Zusammen mit der ebenfalls eingerechneten Pflegezulage in Höhe von 46,02 Euro werden daher Zulagen in Höhe von 191,02 Euro pro Monat berücksichtigt. Pflegefachkräfte kommen damit spätestens nach 15 Jahren Berufstätigkeit auf eine Jahresvergütung von über 50.000 Euro pro Jahr. Pädagogische Fachkräfte erreichen in der Endstufe sogar eine Jahresvergütung von über 52.000 Euro. Die Endstufe wird, wie in der Abbildung zu sehen ist, spätestens nach 16 Jahren erreicht. Da Erzieherinnen und Erzieher nach der Ausbildung aber in der Regel in Stufe 2 einsteigen, erreichen sie die letzte Stufe meistens ebenfalls nach 15 Jahren. Zu den genannten Jahresvergütungen kommen noch Schichtzulagen sowie Zuschläge für die Arbeit nachts oder am Wochenende hinzu, sofern entsprechende Arbeitszeiten vorliegen. Mit mehr als 50.000 Euro Jahreseinkommen gehören beide Berufsgruppen zu den „Top-Verdienern“ unter den Beschäftigten mit mindestens dreijähriger Berufsausbildung.
Zahlen aus dem kommunalen öffentlichen Dienst
Zu dieser Bewertung kommt auch die Vereinigung der kommunalen Arbeitgeberverbände (VKA) für den Bereich des kommunalen öffentlichen Dienstes. So heißt es in einer aktuellen Pressemeldung zur Tarifrunde im Sozial- und Erziehungsdienst: „Der typische ‚Frauenberuf‘ einer Kita-Erzieherin wird sogar besser bezahlt als beispielsweise der eines Technikers oder Meisters in einer Kommune.
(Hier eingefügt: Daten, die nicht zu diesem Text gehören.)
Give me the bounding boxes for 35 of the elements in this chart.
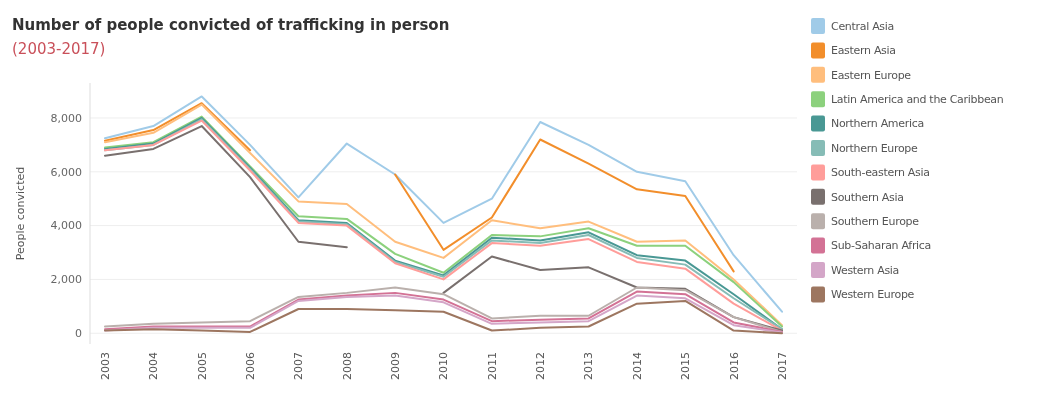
x-tick-label: 2006	[243, 352, 257, 380]
x-tick-label: 2004	[147, 352, 161, 380]
x-tick-label: 2003	[98, 352, 112, 380]
legend-label: Eastern Europe	[831, 68, 912, 82]
legend-label: Northern Europe	[831, 141, 919, 155]
x-tick-label: 2015	[679, 352, 693, 380]
legend-label: Western Europe	[831, 288, 915, 302]
y-axis-title: People convicted	[14, 166, 27, 261]
x-tick-label: 2011	[485, 352, 499, 380]
legend-label: Southern Asia	[831, 190, 904, 204]
x-tick-label: 2008	[340, 352, 354, 380]
x-tick-label: 2012	[534, 352, 548, 380]
legend-label: Central Asia	[831, 19, 895, 33]
y-tick-label: 2,000	[50, 273, 82, 287]
x-tick-label: 2017	[775, 352, 789, 380]
x-tick-label: 2013	[582, 352, 596, 380]
y-tick-label: 4,000	[50, 219, 82, 233]
y-tick-label: 8,000	[50, 111, 82, 125]
y-tick-label: 0	[75, 327, 82, 341]
legend-label: Southern Europe	[831, 215, 920, 229]
legend-label: Northern America	[831, 117, 924, 131]
legend-label: Latin America and the Caribbean	[831, 93, 1004, 107]
x-tick-label: 2005	[195, 352, 209, 380]
legend-label: Sub-Saharan Africa	[831, 239, 932, 253]
x-tick-label: 2009	[388, 352, 402, 380]
legend-label: Western Asia	[831, 263, 900, 277]
x-tick-label: 2007	[292, 352, 306, 380]
legend-label: Eastern Asia	[831, 44, 896, 58]
y-tick-label: 6,000	[50, 165, 82, 179]
x-tick-label: 2016	[727, 352, 741, 380]
x-tick-label: 2010	[437, 352, 451, 380]
chart-subtitle: (2003-2017)	[12, 40, 106, 58]
legend-label: South-eastern Asia	[831, 166, 930, 180]
chart-title: Number of people convicted of trafficking in person	[12, 16, 450, 34]
x-tick-label: 2014	[630, 352, 644, 380]
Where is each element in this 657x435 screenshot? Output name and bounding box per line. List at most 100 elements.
Dies ist den Ergebnissen der beiden Tarifrunden 2009 und 2015 im Sozial- und Erziehungsdienst geschuldet, wo neben den normalen Entgeltrunden maßgebliche zusätzliche Verbesserungen für die Beschäftigten in diesem Bereich erzielt wurden.“ Aufgrund dieser „Sondertarifrunden“ sind die Gehälter der pädagogischen Fachkräfte im TVöD um bis zu 61 Prozent und damit fast doppelt so stark gestiegen wie die Löhne im kommunalen öffentlichen Dienst insgesamt. Für die VKA geht es im Rahmen der aktuellen Tarifrunde daher insbesondere darum, das Gehaltsgefüge insgesamt im Blick zu behalten und weitere Verzerrungen zu vermeiden. Viele weitere Informationen zum Sozial- und Erziehungsdienst im kommunalen öffentlichen Dienst sind auf der Seite der VKA zu finden.
Ausblick
Das in der Öffentlichkeit gezeichnete Bild der schlecht bezahlten Erziehungskräfte ist nach einem Blick auf die Zahlen schlicht falsch. Ein zunehmendes und durch die Corona-Pandemie zuletzt erneut verstärktes Problem ist die zunehmende Personalnot aufgrund des steigenden Bedarfs an Fachkräften. Dies führt zunehmend zu schwierigen Arbeitsbedingungen. Ziel muss es daher sein, schnellstmöglich viele – insbesondere junge Menschen – für die qualifizierten und gut bezahlten Berufe im sozialen Bereich zu gewinnen. Das Schlechtreden dieser Berufe hilft an dieser Stelle nicht und muss dringend aufhören. Sonst lässt sich der Fachkräftemangel trotz der attraktiven Verdienstmöglichkeiten und der großen Arbeitsplatzsicherheit nicht verringern.